How can one parse a function of unknown type in Haskell?

Question

I'm a Haskell novice, and I'm trying to write a parser that evaluates a certain set of simple Haskell expressions. However, I'm running into difficulty with functions when I don't know in advance what type they are.

Suppose, for example, I know that the string I want to parse evaluates to an integer.

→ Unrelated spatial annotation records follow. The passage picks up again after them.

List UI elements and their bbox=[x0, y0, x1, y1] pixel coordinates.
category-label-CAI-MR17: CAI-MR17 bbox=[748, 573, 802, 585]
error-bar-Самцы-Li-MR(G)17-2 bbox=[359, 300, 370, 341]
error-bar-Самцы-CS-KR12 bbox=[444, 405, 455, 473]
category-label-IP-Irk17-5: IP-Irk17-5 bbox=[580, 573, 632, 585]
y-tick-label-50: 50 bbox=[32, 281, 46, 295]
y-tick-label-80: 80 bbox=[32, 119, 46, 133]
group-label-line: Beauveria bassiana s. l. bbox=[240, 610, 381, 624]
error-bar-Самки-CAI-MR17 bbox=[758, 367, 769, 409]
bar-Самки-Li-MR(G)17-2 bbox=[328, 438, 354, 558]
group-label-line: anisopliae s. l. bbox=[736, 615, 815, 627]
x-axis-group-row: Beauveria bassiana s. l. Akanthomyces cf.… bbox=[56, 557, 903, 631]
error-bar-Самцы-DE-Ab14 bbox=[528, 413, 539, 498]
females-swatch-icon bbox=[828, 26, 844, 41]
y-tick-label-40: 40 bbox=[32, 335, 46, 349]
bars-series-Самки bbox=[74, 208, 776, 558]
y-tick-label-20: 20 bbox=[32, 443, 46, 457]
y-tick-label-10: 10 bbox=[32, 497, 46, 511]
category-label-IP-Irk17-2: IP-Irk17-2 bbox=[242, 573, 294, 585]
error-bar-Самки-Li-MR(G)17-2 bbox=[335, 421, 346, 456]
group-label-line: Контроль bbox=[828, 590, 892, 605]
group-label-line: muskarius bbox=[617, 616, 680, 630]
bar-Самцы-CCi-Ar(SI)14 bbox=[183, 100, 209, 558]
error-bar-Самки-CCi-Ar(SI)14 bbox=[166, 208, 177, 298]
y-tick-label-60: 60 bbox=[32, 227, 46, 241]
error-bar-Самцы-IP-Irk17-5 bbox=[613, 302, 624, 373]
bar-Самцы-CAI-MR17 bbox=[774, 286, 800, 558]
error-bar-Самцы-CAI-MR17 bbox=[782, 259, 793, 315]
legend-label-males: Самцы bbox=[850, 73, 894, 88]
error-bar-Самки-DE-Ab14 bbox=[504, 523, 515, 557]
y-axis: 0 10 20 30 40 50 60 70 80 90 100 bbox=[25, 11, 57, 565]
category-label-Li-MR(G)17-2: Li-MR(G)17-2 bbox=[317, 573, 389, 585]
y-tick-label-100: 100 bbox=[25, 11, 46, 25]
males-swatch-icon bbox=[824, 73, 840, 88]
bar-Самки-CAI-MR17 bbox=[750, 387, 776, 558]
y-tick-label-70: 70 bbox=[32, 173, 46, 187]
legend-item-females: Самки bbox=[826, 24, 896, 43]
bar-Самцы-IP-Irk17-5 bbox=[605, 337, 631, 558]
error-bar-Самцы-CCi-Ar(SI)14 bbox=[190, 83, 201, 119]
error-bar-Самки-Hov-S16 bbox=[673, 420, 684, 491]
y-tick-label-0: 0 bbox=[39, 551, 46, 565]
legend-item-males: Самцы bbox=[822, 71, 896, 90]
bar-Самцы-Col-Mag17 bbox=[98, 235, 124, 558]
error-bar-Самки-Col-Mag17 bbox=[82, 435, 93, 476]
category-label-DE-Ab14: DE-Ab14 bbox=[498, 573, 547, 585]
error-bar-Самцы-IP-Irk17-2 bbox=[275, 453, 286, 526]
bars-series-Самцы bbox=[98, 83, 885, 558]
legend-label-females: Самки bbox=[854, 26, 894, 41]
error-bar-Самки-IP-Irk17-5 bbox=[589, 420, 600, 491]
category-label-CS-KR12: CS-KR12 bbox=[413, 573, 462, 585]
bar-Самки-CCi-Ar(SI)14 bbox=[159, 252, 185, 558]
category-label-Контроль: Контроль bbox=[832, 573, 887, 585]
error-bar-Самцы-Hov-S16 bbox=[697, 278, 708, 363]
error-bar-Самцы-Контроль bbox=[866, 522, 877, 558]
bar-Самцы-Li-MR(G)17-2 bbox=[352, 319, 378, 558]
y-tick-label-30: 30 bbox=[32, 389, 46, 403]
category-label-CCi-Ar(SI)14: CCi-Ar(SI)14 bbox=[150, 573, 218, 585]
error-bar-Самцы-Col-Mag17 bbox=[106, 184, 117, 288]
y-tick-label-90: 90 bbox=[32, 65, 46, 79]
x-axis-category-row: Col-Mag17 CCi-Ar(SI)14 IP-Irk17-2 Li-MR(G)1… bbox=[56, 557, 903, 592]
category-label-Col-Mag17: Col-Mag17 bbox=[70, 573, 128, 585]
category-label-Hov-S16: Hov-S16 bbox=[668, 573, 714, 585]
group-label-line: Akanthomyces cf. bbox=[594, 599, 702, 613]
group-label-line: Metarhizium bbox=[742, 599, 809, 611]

Here are a few possibilities for what the string might be.

"succ 4"

"head [5,6,7]"

"sum [1,3,1]"

"length [a,b,c,d,e]"

"pred $ sum $ take 3 $ iterate succ 1"

Naively what I'd like to do for something like the last example is a process like this.

1. Parse out the function pred, deduce from the fact that it has type (Enum a) => a -> a and that my string represents an integer that the rest of the string (after the dollar) still represents an integer.

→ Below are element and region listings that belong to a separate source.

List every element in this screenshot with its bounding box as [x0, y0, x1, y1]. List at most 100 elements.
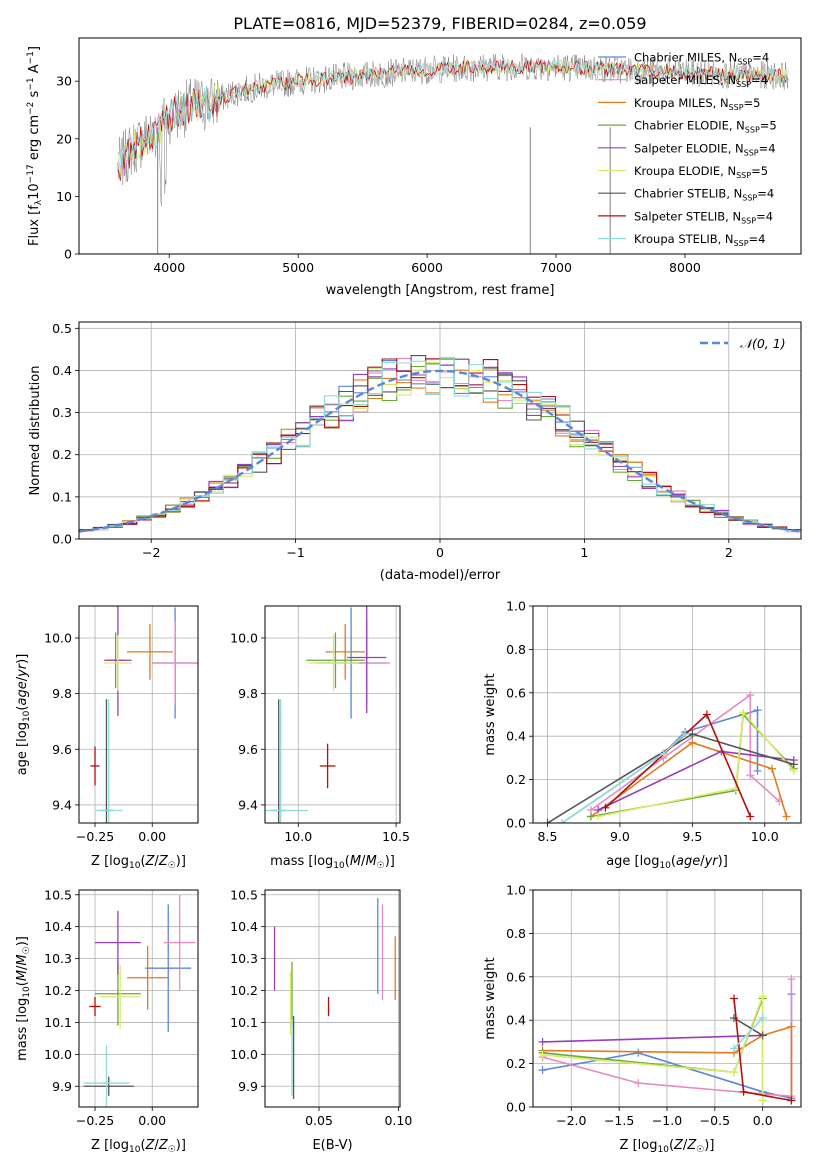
- plus-marker: [746, 771, 755, 780]
- series-salpeter-stelib: [730, 994, 796, 1105]
- legend-label-kroupa-stelib: Kroupa STELIB, NSSP=4: [634, 232, 765, 248]
- series-kroupa-stelib: [557, 730, 690, 823]
- plus-marker: [601, 803, 610, 812]
- y-tick-label: 1.0: [506, 883, 526, 898]
- y-tick-label: 10.1: [230, 1015, 258, 1030]
- x-tick-label: 0.00: [138, 829, 166, 844]
- x-tick-label: 9.0: [610, 829, 630, 844]
- model-salpeter-miles-line: [117, 58, 789, 176]
- series-line: [590, 693, 780, 811]
- y-tick-label: 9.4: [52, 797, 72, 812]
- y-tick-label: 9.9: [52, 1079, 72, 1094]
- x-tick-label: 4000: [153, 260, 185, 275]
- x-tick-label: 10.0: [751, 829, 779, 844]
- x-tick-label: 8000: [669, 260, 701, 275]
- panel-mass-vs-ebv: 0.05 0.10 9.9 10.0 10.1 10.2 10.3 10.4 10.5 E(B-V…: [230, 887, 412, 1153]
- x-tick-label: 7000: [540, 260, 572, 275]
- plus-marker: [782, 812, 791, 821]
- y-tick-label: 9.4: [238, 797, 258, 812]
- legend-label-salpeter-elodie: Salpeter ELODIE, NSSP=4: [634, 141, 776, 157]
- plus-marker: [758, 992, 767, 1001]
- y-tick-label: 0.1: [52, 489, 72, 504]
- y-tick-label: 0.8: [506, 642, 526, 657]
- plus-marker: [768, 764, 777, 773]
- y-axis-label: age [log10(age/yr)]: [15, 654, 32, 776]
- plot-area: [79, 890, 198, 1107]
- x-tick-label: 0.10: [384, 1113, 412, 1128]
- x-tick-label: 10.5: [382, 829, 410, 844]
- spectrum-legend: Chabrier MILES, NSSP=4 Salpeter MILES, NS…: [598, 51, 777, 248]
- x-tick-label: 10.0: [284, 829, 312, 844]
- plus-marker: [739, 1087, 748, 1096]
- plus-marker: [634, 1079, 643, 1088]
- plot-area: [533, 606, 801, 823]
- y-tick-label: 0.6: [506, 969, 526, 984]
- point-kroupa-miles: [127, 945, 169, 1010]
- x-tick-label: 0: [436, 545, 444, 560]
- point-salpeter-miles: [163, 894, 196, 991]
- series-line: [542, 998, 764, 1101]
- x-tick-label: −2.0: [556, 1113, 586, 1128]
- x-tick-label: 9.5: [682, 829, 702, 844]
- y-tick-label: 10.2: [44, 983, 72, 998]
- plus-marker: [746, 690, 755, 699]
- plus-marker: [557, 819, 566, 823]
- y-axis-label: Normed distribution: [28, 366, 43, 496]
- x-tick-label: 5000: [282, 260, 314, 275]
- point-chabrier-elodie: [306, 632, 365, 689]
- series-line: [733, 1017, 764, 1037]
- y-tick-label: 0.2: [506, 772, 526, 787]
- x-tick-label: −0.5: [700, 1113, 730, 1128]
- axes-frame: [78, 37, 802, 255]
- series-line: [733, 1017, 764, 1049]
- point-kroupa-elodie: [104, 635, 132, 691]
- plus-marker: [787, 1096, 796, 1105]
- series-line: [590, 741, 788, 818]
- point-salpeter-stelib: [90, 746, 100, 786]
- y-tick-label: 10.0: [230, 1047, 258, 1062]
- plot-area: [265, 606, 400, 823]
- x-tick-label: −2: [142, 545, 160, 560]
- x-tick-label: −1.0: [652, 1113, 682, 1128]
- x-tick-label: 2: [725, 545, 733, 560]
- y-tick-label: 9.9: [238, 1079, 258, 1094]
- plus-marker: [659, 749, 668, 758]
- point-kroupa-stelib: [265, 699, 309, 823]
- y-tick-label: 10.3: [44, 951, 72, 966]
- point-salpeter-stelib: [319, 743, 336, 789]
- point-salpeter-elodie: [95, 910, 141, 975]
- y-tick-label: 30: [56, 74, 72, 89]
- series-chabrier-stelib: [730, 1014, 767, 1040]
- y-tick-label: 1.0: [506, 599, 526, 614]
- x-tick-label: −1: [286, 545, 304, 560]
- plus-marker: [753, 706, 762, 715]
- legend-label-kroupa-miles: Kroupa MILES, NSSP=5: [634, 96, 760, 112]
- point-kroupa-miles: [127, 624, 173, 680]
- y-tick-label: 0.6: [506, 685, 526, 700]
- normal-pdf-curve: [79, 369, 801, 533]
- y-axis-label: mass weight: [483, 957, 498, 1039]
- y-tick-label: 0.0: [506, 1100, 526, 1115]
- y-tick-label: 10.4: [44, 919, 72, 934]
- y-tick-label: 0.2: [52, 447, 72, 462]
- y-tick-label: 0: [64, 247, 72, 262]
- panel-mass-vs-z: −0.25 0.00 9.9 10.0 10.1 10.2 10.3 10.4 10.5 Z [l…: [15, 887, 199, 1155]
- x-tick-label: 6000: [411, 260, 443, 275]
- y-tick-label: 10.1: [44, 1015, 72, 1030]
- plus-marker: [688, 738, 697, 747]
- model-kroupa-stelib-line: [117, 59, 789, 177]
- x-axis-label: E(B-V): [312, 1138, 352, 1153]
- y-tick-label: 10.5: [230, 887, 258, 902]
- panel-residuals: −2 −1 0 1 2 0.0 0.1 0.2 0.3 0.4 0.5 𝒩(0, 1) (data-mo…: [28, 321, 802, 583]
- y-tick-label: 0.0: [52, 532, 72, 547]
- legend-label-kroupa-elodie: Kroupa ELODIE, NSSP=5: [634, 164, 768, 180]
- point-kroupa-elodie: [99, 964, 141, 1029]
- x-axis-label: Z [log10(Z/Z☉)]: [91, 854, 186, 871]
- x-axis-label: mass [log10(M/M☉)]: [270, 854, 395, 871]
- series-salpeter-stelib: [601, 710, 755, 821]
- x-tick-label: 0.00: [138, 1113, 166, 1128]
- panel-mw-vs-z: −2.0 −1.5 −1.0 −0.5 0.0 0.0 0.2 0.4 0.6 0.8 1.0 Z […: [483, 883, 802, 1155]
- legend-label-chabrier-elodie: Chabrier ELODIE, NSSP=5: [634, 119, 777, 135]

2. Parse out the function sum and deduce that I'm now trying to evaluate a list of integers.

3. Parse out the function take and deduce that I'm looking for an integer and a list of integers.

4. Parse out the 3 and deduce that the rest of the string should be a list of integers.

5. Parse out the iterate and deduce that I'm looking for a function of type Int -> Int and an integer.

6. Parse out succ and 1.

7. Perform the evaluation.

The problem is that at each stage of the process, there are many possible types for the next object I come across, as the examples illustrate. So I can't write some general-purpose parser that pulls out a function and leaves a string that represents its argument (or arguments). But if I have to write separate parsers for every conceivable kind of function, then it will rapidly become a nightmare, especially when I have to look at functions of more than one variable.

I realize that it's not quite as bad as that, since many functions are defined for several different types. But if, for example, I say something like "if the string begins with "succ" then pull it out and apply succ to the evaluation of the rest of the string", then it complains that I should have specified that I was dealing with a type in the Enum class. But then I have trouble when I'm dealing with a type that's not in that class.

Full disclosure: I'm using the simple parser in Graham Hutton's book to build what I want to build. So maybe the answer is that there are more advanced parsers out there that cope with this kind of problem and that I should be using instead.

Answer 1

As pointed out in a comment, compilers and interpreters generally work in several passes, and don't try to do too much work in each pass.

Typically parsing would be one pass, perhaps preceded by lexing. Next would be type-checking, and then either for a compiler translation to a target language (generally in several more passes), or for an interpreter, evaluation. For a quick and dirty experiment, or a dynamic language, you can omit type-checking.

You should first define an abstract syntax tree to represent parsed expressions - Haskell algebraic datatypes are ideal for this. For example your "succ 4" might parse to a term like Apply (Symbol "succ") (Int 4). You only need local information to generate this, rather than the types of surrounding values - e.g. 4 translates to Int 4 simply because it's a number and not a symbol.

You can then define a type-checker to work on the syntax tree, or just jump directly to evaluating it and check that the types make sense dynamically. Properly type-checking a language like Haskell is not simple - the classic paper "Typing Haskell in Haskell" is probably the best starting point if you really want to do that.